Social media is useful for more than just connecting with old high school friends and sharing cat videos. Twitter has become the go-to platform for breaking news on everything from the Boston Marathon bombing to the flyby of Pluto.

Now, research reveals that Twitter can also be used for rapid damage tracking after natural disasters—possibly even more quickly and expansively than similar assessments carried out by FEMA.

“It turns out the relationship between actual physical damage and the response online is quite strong,” says Yury Kryvasheyeu, a computational social scientist at Data61, an Australian digital and data innovation group. “You can get a quick, free signal that reliably maps the damage.” 

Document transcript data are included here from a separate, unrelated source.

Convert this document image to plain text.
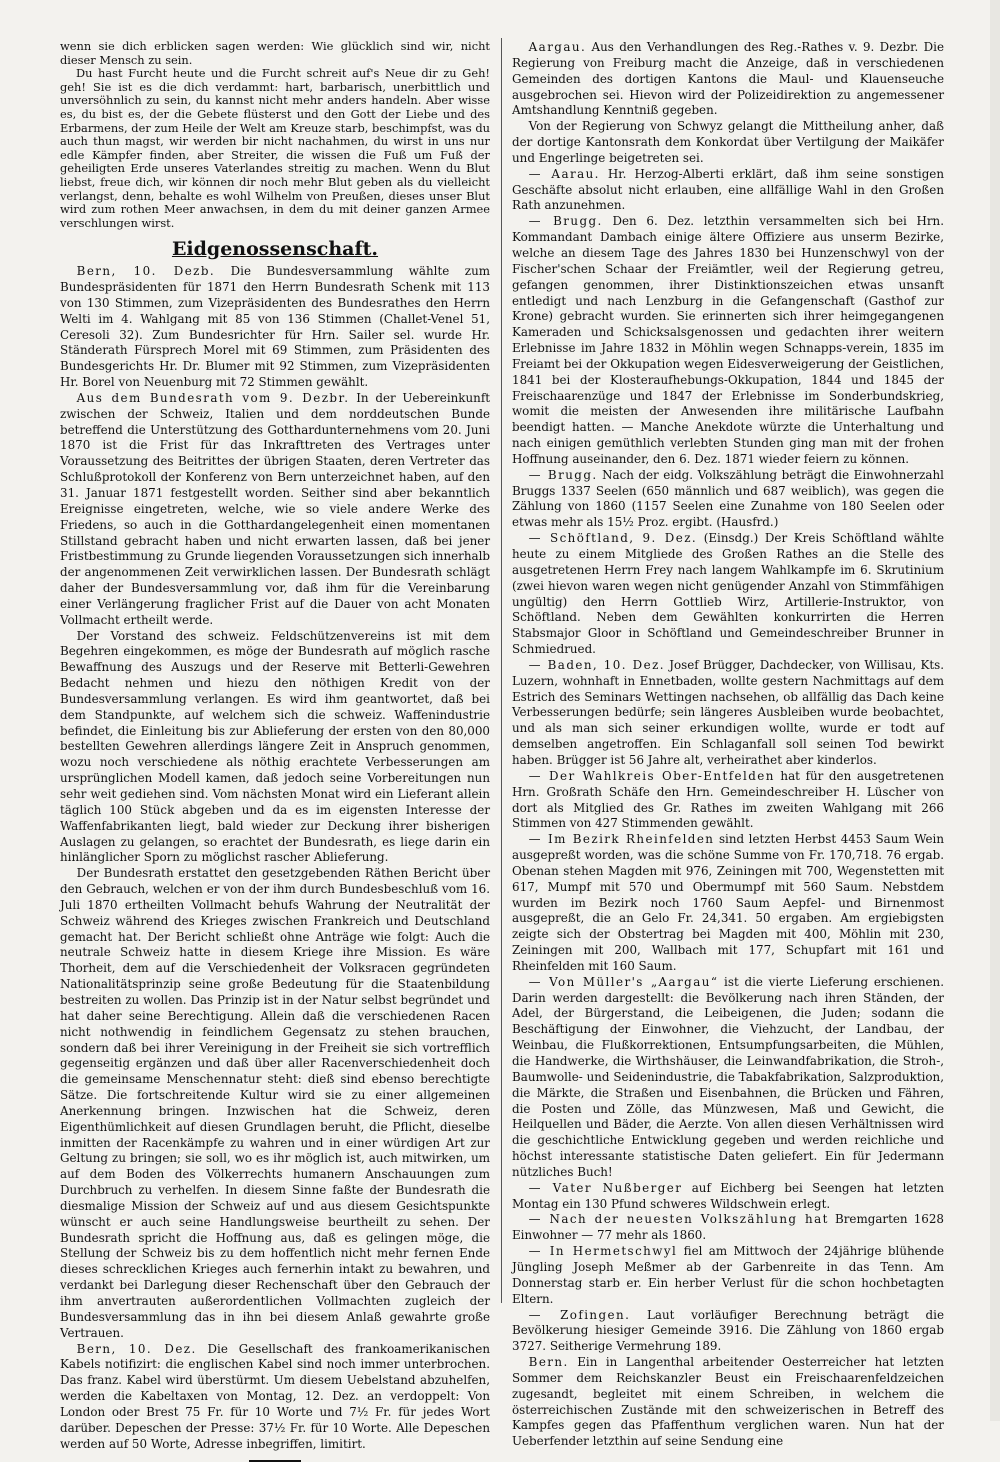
wenn sie dich erblicken sagen werden: Wie glücklich sind wir, nicht dieser Mensch zu sein.

Du hast Furcht heute und die Furcht schreit auf's Neue dir zu Geh! geh! Sie ist es die dich verdammt: hart, barbarisch, unerbittlich und unversöhnlich zu sein, du kannst nicht mehr anders handeln. Aber wisse es, du bist es, der die Gebete flüsterst und den Gott der Liebe und des Erbarmens, der zum Heile der Welt am Kreuze starb, beschimpfst, was du auch thun magst, wir werden bir nicht nachahmen, du wirst in uns nur edle Kämpfer finden, aber Streiter, die wissen die Fuß um Fuß der geheiligten Erde unseres Vaterlandes streitig zu machen. Wenn du Blut liebst, freue dich, wir können dir noch mehr Blut geben als du vielleicht verlangst, denn, behalte es wohl Wilhelm von Preußen, dieses unser Blut wird zum rothen Meer anwachsen, in dem du mit deiner ganzen Armee verschlungen wirst.

Eidgenossenschaft.

Bern, 10. Dezb. Die Bundesversammlung wählte zum Bundespräsidenten für 1871 den Herrn Bundesrath Schenk mit 113 von 130 Stimmen, zum Vizepräsidenten des Bundesrathes den Herrn Welti im 4. Wahlgang mit 85 von 136 Stimmen (Challet-Venel 51, Ceresoli 32). Zum Bundesrichter für Hrn. Sailer sel. wurde Hr. Ständerath Fürsprech Morel mit 69 Stimmen, zum Präsidenten des Bundesgerichts Hr. Dr. Blumer mit 92 Stimmen, zum Vizepräsidenten Hr. Borel von Neuenburg mit 72 Stimmen gewählt.

Aus dem Bundesrath vom 9. Dezbr. In der Uebereinkunft zwischen der Schweiz, Italien und dem norddeutschen Bunde betreffend die Unterstützung des Gotthardunternehmens vom 20. Juni 1870 ist die Frist für das Inkrafttreten des Vertrages unter Voraussetzung des Beitrittes der übrigen Staaten, deren Vertreter das Schlußprotokoll der Konferenz von Bern unterzeichnet haben, auf den 31. Januar 1871 festgestellt worden. Seither sind aber bekanntlich Ereignisse eingetreten, welche, wie so viele andere Werke des Friedens, so auch in die Gotthardangelegenheit einen momentanen Stillstand gebracht haben und nicht erwarten lassen, daß bei jener Fristbestimmung zu Grunde liegenden Voraussetzungen sich innerhalb der angenommenen Zeit verwirklichen lassen. Der Bundesrath schlägt daher der Bundesversammlung vor, daß ihm für die Vereinbarung einer Verlängerung fraglicher Frist auf die Dauer von acht Monaten Vollmacht ertheilt werde.

Der Vorstand des schweiz. Feldschützenvereins ist mit dem Begehren eingekommen, es möge der Bundesrath auf möglich rasche Bewaffnung des Auszugs und der Reserve mit Betterli-Gewehren Bedacht nehmen und hiezu den nöthigen Kredit von der Bundesversammlung verlangen. Es wird ihm geantwortet, daß bei dem Standpunkte, auf welchem sich die schweiz. Waffenindustrie befindet, die Einleitung bis zur Ablieferung der ersten von den 80,000 bestellten Gewehren allerdings längere Zeit in Anspruch genommen, wozu noch verschiedene als nöthig erachtete Verbesserungen am ursprünglichen Modell kamen, daß jedoch seine Vorbereitungen nun sehr weit gediehen sind. Vom nächsten Monat wird ein Lieferant allein täglich 100 Stück abgeben und da es im eigensten Interesse der Waffenfabrikanten liegt, bald wieder zur Deckung ihrer bisherigen Auslagen zu gelangen, so erachtet der Bundesrath, es liege darin ein hinlänglicher Sporn zu möglichst rascher Ablieferung.

Der Bundesrath erstattet den gesetzgebenden Räthen Bericht über den Gebrauch, welchen er von der ihm durch Bundesbeschluß vom 16. Juli 1870 ertheilten Vollmacht behufs Wahrung der Neutralität der Schweiz während des Krieges zwischen Frankreich und Deutschland gemacht hat. Der Bericht schließt ohne Anträge wie folgt: Auch die neutrale Schweiz hatte in diesem Kriege ihre Mission. Es wäre Thorheit, dem auf die Verschiedenheit der Volksracen gegründeten Nationalitätsprinzip seine große Bedeutung für die Staatenbildung bestreiten zu wollen. Das Prinzip ist in der Natur selbst begründet und hat daher seine Berechtigung. Allein daß die verschiedenen Racen nicht nothwendig in feindlichem Gegensatz zu stehen brauchen, sondern daß bei ihrer Vereinigung in der Freiheit sie sich vortrefflich gegenseitig ergänzen und daß über aller Racenverschiedenheit doch die gemeinsame Menschennatur steht: dieß sind ebenso berechtigte Sätze. Die fortschreitende Kultur wird sie zu einer allgemeinen Anerkennung bringen. Inzwischen hat die Schweiz, deren Eigenthümlichkeit auf diesen Grundlagen beruht, die Pflicht, dieselbe inmitten der Racenkämpfe zu wahren und in einer würdigen Art zur Geltung zu bringen; sie soll, wo es ihr möglich ist, auch mitwirken, um auf dem Boden des Völkerrechts humanern Anschauungen zum Durchbruch zu verhelfen. In diesem Sinne faßte der Bundesrath die diesmalige Mission der Schweiz auf und aus diesem Gesichtspunkte wünscht er auch seine Handlungsweise beurtheilt zu sehen. Der Bundesrath spricht die Hoffnung aus, daß es gelingen möge, die Stellung der Schweiz bis zu dem hoffentlich nicht mehr fernen Ende dieses schrecklichen Krieges auch fernerhin intakt zu bewahren, und verdankt bei Darlegung dieser Rechenschaft über den Gebrauch der ihm anvertrauten außerordentlichen Vollmachten zugleich der Bundesversammlung das in ihn bei diesem Anlaß gewahrte große Vertrauen.

Bern, 10. Dez. Die Gesellschaft des frankoamerikanischen Kabels notifizirt: die englischen Kabel sind noch immer unterbrochen. Das franz. Kabel wird überstürmt. Um diesem Uebelstand abzuhelfen, werden die Kabeltaxen von Montag, 12. Dez. an verdoppelt: Von London oder Brest 75 Fr. für 10 Worte und 7½ Fr. für jedes Wort darüber. Depeschen der Presse: 37½ Fr. für 10 Worte. Alle Depeschen werden auf 50 Worte, Adresse inbegriffen, limitirt.

Aargau. Aus den Verhandlungen des Reg.-Rathes v. 9. Dezbr. Die Regierung von Freiburg macht die Anzeige, daß in verschiedenen Gemeinden des dortigen Kantons die Maul- und Klauenseuche ausgebrochen sei. Hievon wird der Polizeidirektion zu angemessener Amtshandlung Kenntniß gegeben.

Von der Regierung von Schwyz gelangt die Mittheilung anher, daß der dortige Kantonsrath dem Konkordat über Vertilgung der Maikäfer und Engerlinge beigetreten sei.

— Aarau. Hr. Herzog-Alberti erklärt, daß ihm seine sonstigen Geschäfte absolut nicht erlauben, eine allfällige Wahl in den Großen Rath anzunehmen.

— Brugg. Den 6. Dez. letzthin versammelten sich bei Hrn. Kommandant Dambach einige ältere Offiziere aus unserm Bezirke, welche an diesem Tage des Jahres 1830 bei Hunzenschwyl von der Fischer'schen Schaar der Freiämtler, weil der Regierung getreu, gefangen genommen, ihrer Distinktionszeichen etwas unsanft entledigt und nach Lenzburg in die Gefangenschaft (Gasthof zur Krone) gebracht wurden. Sie erinnerten sich ihrer heimgegangenen Kameraden und Schicksalsgenossen und gedachten ihrer weitern Erlebnisse im Jahre 1832 in Möhlin wegen Schnapps-verein, 1835 im Freiamt bei der Okkupation wegen Eidesverweigerung der Geistlichen, 1841 bei der Klosteraufhebungs-Okkupation, 1844 und 1845 der Freischaarenzüge und 1847 der Erlebnisse im Sonderbundskrieg, womit die meisten der Anwesenden ihre militärische Laufbahn beendigt hatten. — Manche Anekdote würzte die Unterhaltung und nach einigen gemüthlich verlebten Stunden ging man mit der frohen Hoffnung auseinander, den 6. Dez. 1871 wieder feiern zu können.

— Brugg. Nach der eidg. Volkszählung beträgt die Einwohnerzahl Bruggs 1337 Seelen (650 männlich und 687 weiblich), was gegen die Zählung von 1860 (1157 Seelen eine Zunahme von 180 Seelen oder etwas mehr als 15½ Proz. ergibt. (Hausfrd.)

— Schöftland, 9. Dez. (Einsdg.) Der Kreis Schöftland wählte heute zu einem Mitgliede des Großen Rathes an die Stelle des ausgetretenen Herrn Frey nach langem Wahlkampfe im 6. Skrutinium (zwei hievon waren wegen nicht genügender Anzahl von Stimmfähigen ungültig) den Herrn Gottlieb Wirz, Artillerie-Instruktor, von Schöftland. Neben dem Gewählten konkurrirten die Herren Stabsmajor Gloor in Schöftland und Gemeindeschreiber Brunner in Schmiedrued.

— Baden, 10. Dez. Josef Brügger, Dachdecker, von Willisau, Kts. Luzern, wohnhaft in Ennetbaden, wollte gestern Nachmittags auf dem Estrich des Seminars Wettingen nachsehen, ob allfällig das Dach keine Verbesserungen bedürfe; sein längeres Ausbleiben wurde beobachtet, und als man sich seiner erkundigen wollte, wurde er todt auf demselben angetroffen. Ein Schlaganfall soll seinen Tod bewirkt haben. Brügger ist 56 Jahre alt, verheirathet aber kinderlos.

— Der Wahlkreis Ober-Entfelden hat für den ausgetretenen Hrn. Großrath Schäfe den Hrn. Gemeindeschreiber H. Lüscher von dort als Mitglied des Gr. Rathes im zweiten Wahlgang mit 266 Stimmen von 427 Stimmenden gewählt.

— Im Bezirk Rheinfelden sind letzten Herbst 4453 Saum Wein ausgepreßt worden, was die schöne Summe von Fr. 170,718. 76 ergab. Obenan stehen Magden mit 976, Zeiningen mit 700, Wegenstetten mit 617, Mumpf mit 570 und Obermumpf mit 560 Saum. Nebstdem wurden im Bezirk noch 1760 Saum Aepfel- und Birnenmost ausgepreßt, die an Gelo Fr. 24,341. 50 ergaben. Am ergiebigsten zeigte sich der Obstertrag bei Magden mit 400, Möhlin mit 230, Zeiningen mit 200, Wallbach mit 177, Schupfart mit 161 und Rheinfelden mit 160 Saum.

— Von Müller's „Aargau“ ist die vierte Lieferung erschienen. Darin werden dargestellt: die Bevölkerung nach ihren Ständen, der Adel, der Bürgerstand, die Leibeigenen, die Juden; sodann die Beschäftigung der Einwohner, die Viehzucht, der Landbau, der Weinbau, die Flußkorrektionen, Entsumpfungsarbeiten, die Mühlen, die Handwerke, die Wirthshäuser, die Leinwandfabrikation, die Stroh-, Baumwolle- und Seidenindustrie, die Tabakfabrikation, Salzproduktion, die Märkte, die Straßen und Eisenbahnen, die Brücken und Fähren, die Posten und Zölle, das Münzwesen, Maß und Gewicht, die Heilquellen und Bäder, die Aerzte. Von allen diesen Verhältnissen wird die geschichtliche Entwicklung gegeben und werden reichliche und höchst interessante statistische Daten geliefert. Ein für Jedermann nützliches Buch!

— Vater Nußberger auf Eichberg bei Seengen hat letzten Montag ein 130 Pfund schweres Wildschwein erlegt.

— Nach der neuesten Volkszählung hat Bremgarten 1628 Einwohner — 77 mehr als 1860.

— In Hermetschwyl fiel am Mittwoch der 24jährige blühende Jüngling Joseph Meßmer ab der Garbenreite in das Tenn. Am Donnerstag starb er. Ein herber Verlust für die schon hochbetagten Eltern.

— Zofingen. Laut vorläufiger Berechnung beträgt die Bevölkerung hiesiger Gemeinde 3916. Die Zählung von 1860 ergab 3727. Seitherige Vermehrung 189.

Bern. Ein in Langenthal arbeitender Oesterreicher hat letzten Sommer dem Reichskanzler Beust ein Freischaarenfeldzeichen zugesandt, begleitet mit einem Schreiben, in welchem die österreichischen Zustände mit den schweizerischen in Betreff des Kampfes gegen das Pfaffenthum verglichen waren. Nun hat der Ueberfender letzthin auf seine Sendung eine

This isn’t the first time Kryvasheyeu and his colleagues have used social media to gain real-world insights. They previously examined unemployment, epidemics and social mobilization through the lens of Twitter and other platforms. But this is the first time they’ve carried out an analysis on such an intensive timescale.

Rapid response in areas hardest hit by hurricanes, floods, earthquakes and other natural disasters can save lives and help first responders best allocate limited resources to places that are most in need. But traditional means used to identify high priority locales are surprisingly clumsy and expensive, often requiring personal visits to sites or aerial surveys.

Suspecting that social media could do a better job, Kryvasheyeu and his colleagues homed in on 2012's Hurricane Sandy as a case study. They accumulated more than 55 million geo-tagged tweets posted one week preceding and three weeks following the storm. The tweets included keywords such as "sandy", "frankenstorm", "flooding" and "damage".

The team standardized the data using demographic figures of neighborhood populations, which allowed them to directly compare the number of tweets from places that are heavily populated, like Manhattan, with places that are less densely packed. Finally, they consulted as many sources as possible on actual damage caused by the storm, including insurance claims and FEMA data.

As the researchers report today in Science Advances, combining the social media findings and the damage assessments on a map revealed significant overlap, with hardest hit areas also producing the most chatter on Twitter.

“For me, the biggest surprise was that this actually works so well, and that the signal is so strong,” Kryvasheyeu says.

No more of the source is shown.